Reforming elective care
- In January 2025, NHS England releases its plan to reform elective care. As CQC regulates the services and providers in the scope of the plan, there will be implications for its regulatory model.
- The plan relies on new services, some may require registration including surgical hubs, and changes the way existing services operate, for example community diagnostic centres.
- The guidance and support CQC provide to its workforce to assess these services will need to evolve, and there will need to be the right metrics and guidance to measure the responsiveness of services.
- As CQC develops its approach to assessments in integrated care systems, CQC will need to consider how systems are working together to deliver best practice in elective care.
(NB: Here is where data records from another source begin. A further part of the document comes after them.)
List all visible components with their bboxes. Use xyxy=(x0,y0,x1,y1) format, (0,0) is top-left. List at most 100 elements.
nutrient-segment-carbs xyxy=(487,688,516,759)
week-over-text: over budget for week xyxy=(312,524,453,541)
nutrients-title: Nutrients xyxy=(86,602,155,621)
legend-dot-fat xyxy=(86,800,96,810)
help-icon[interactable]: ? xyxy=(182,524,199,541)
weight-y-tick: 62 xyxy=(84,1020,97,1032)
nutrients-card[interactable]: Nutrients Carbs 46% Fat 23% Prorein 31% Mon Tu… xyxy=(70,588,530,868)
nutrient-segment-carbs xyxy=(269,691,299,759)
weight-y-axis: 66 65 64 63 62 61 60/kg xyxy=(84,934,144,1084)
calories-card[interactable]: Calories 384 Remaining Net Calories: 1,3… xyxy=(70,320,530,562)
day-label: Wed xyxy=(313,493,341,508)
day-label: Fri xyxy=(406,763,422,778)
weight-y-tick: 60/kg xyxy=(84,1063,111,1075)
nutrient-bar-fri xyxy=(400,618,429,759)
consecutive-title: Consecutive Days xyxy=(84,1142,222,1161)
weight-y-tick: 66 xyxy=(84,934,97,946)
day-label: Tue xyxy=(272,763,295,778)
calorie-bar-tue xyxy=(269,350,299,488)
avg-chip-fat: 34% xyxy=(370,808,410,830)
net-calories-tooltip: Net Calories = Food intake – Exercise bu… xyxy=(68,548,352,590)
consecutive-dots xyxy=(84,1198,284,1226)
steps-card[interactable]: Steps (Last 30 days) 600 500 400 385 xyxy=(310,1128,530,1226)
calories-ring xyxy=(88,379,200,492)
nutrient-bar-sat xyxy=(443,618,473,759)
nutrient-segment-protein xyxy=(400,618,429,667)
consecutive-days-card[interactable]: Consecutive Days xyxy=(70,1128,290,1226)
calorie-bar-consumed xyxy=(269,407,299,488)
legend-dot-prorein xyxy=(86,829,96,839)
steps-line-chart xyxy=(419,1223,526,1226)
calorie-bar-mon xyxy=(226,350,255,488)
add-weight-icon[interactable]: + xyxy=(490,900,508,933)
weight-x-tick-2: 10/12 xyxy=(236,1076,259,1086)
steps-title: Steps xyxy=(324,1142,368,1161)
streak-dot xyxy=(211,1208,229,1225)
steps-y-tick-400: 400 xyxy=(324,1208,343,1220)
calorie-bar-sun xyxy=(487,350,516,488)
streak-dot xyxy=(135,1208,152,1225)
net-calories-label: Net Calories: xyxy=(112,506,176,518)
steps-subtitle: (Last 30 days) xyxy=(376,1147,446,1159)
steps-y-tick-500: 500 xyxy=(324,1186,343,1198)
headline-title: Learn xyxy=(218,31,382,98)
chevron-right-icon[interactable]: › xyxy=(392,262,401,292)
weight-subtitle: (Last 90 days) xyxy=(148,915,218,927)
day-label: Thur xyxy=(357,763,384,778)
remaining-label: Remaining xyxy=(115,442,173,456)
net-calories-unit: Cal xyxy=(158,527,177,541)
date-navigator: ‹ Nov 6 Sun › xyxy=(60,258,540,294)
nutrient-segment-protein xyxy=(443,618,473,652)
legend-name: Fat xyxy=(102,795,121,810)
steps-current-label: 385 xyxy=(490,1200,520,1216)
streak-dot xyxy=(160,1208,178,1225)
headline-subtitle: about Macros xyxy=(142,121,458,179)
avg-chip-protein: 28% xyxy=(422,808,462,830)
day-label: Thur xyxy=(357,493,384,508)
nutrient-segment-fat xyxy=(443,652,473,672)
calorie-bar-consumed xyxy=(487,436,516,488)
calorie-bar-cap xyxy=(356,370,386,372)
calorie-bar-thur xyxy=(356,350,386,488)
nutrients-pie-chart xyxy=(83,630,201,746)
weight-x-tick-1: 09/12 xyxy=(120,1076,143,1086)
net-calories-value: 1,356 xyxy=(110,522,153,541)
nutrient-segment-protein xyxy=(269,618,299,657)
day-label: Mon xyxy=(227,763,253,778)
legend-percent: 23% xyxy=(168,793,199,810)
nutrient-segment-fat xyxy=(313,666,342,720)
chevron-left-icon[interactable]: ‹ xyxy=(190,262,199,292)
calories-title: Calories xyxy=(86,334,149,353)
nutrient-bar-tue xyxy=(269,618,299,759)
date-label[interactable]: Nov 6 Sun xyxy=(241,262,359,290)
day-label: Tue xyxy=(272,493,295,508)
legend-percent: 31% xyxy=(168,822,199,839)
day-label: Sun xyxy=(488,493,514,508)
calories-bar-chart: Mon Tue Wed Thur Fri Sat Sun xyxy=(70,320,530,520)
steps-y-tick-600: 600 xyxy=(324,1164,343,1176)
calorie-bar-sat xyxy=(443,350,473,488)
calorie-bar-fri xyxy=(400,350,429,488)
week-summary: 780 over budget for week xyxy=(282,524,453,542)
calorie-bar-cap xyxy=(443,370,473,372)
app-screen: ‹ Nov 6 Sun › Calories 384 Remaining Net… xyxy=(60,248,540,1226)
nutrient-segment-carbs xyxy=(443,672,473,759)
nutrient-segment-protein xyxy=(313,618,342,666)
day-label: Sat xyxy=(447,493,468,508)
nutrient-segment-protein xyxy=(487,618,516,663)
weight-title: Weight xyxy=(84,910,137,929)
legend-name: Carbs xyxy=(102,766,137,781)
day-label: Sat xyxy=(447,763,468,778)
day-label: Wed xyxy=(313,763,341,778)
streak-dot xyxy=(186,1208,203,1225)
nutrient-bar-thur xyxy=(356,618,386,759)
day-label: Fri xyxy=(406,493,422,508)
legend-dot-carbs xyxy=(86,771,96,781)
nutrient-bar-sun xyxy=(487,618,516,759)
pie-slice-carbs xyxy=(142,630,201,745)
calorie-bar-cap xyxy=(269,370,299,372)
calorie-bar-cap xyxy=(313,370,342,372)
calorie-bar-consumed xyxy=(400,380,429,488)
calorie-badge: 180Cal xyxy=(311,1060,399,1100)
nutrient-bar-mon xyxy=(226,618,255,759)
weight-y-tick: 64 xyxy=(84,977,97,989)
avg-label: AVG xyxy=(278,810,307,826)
AI opportunities action plan
- The government commissioned an AI opportunities action plan which was published in January 2025. The plan sets out an agenda to accelerate the application of AI.
- CQC is in the process of developing an AI position statement which will clarify their role in the safe adoption of AI across health and adult social care.
National insurance and national living wage increase
- The government’s October 2024 budget announcement included an increase in the national living wage from £11.44 to £12.21 per hour as well as an increase in national insurance contributions from 13.8% to 15%.
- CQC recognises the concerns of the sector and has undertaken work to assess the impact of these changes.
- In January 2025, CQC’s chief executive, Julian Hartley, wrote to Stephen Kinnock MP, minister of state for care to share the concerns identified through CQC’s engagement with providers.
- CQC will continue to engage with providers and work with DHSC and the treasury to ensure the impact of these costs increases is fully understood.
Dash two
- The second report by Dr Penny Dash is an independent review of patient safety across the health and care landscape. It will map the broad range of organisations that impact on quality and focus on six organisations which have an impact on safety, including CQC.
- CQC has submitted to the review to ensure the full scope of CQCs role across safety, and how the organisation works in collaboration with partners in the system, was considered.
- CQC has received and commented on two drafts of the report to date. However, there has been a delay in the publication of the final report.
- Once ministers are content, the six organisations in scope will receive an updated version o the recommendations. Publication is anticipated for spring 2025.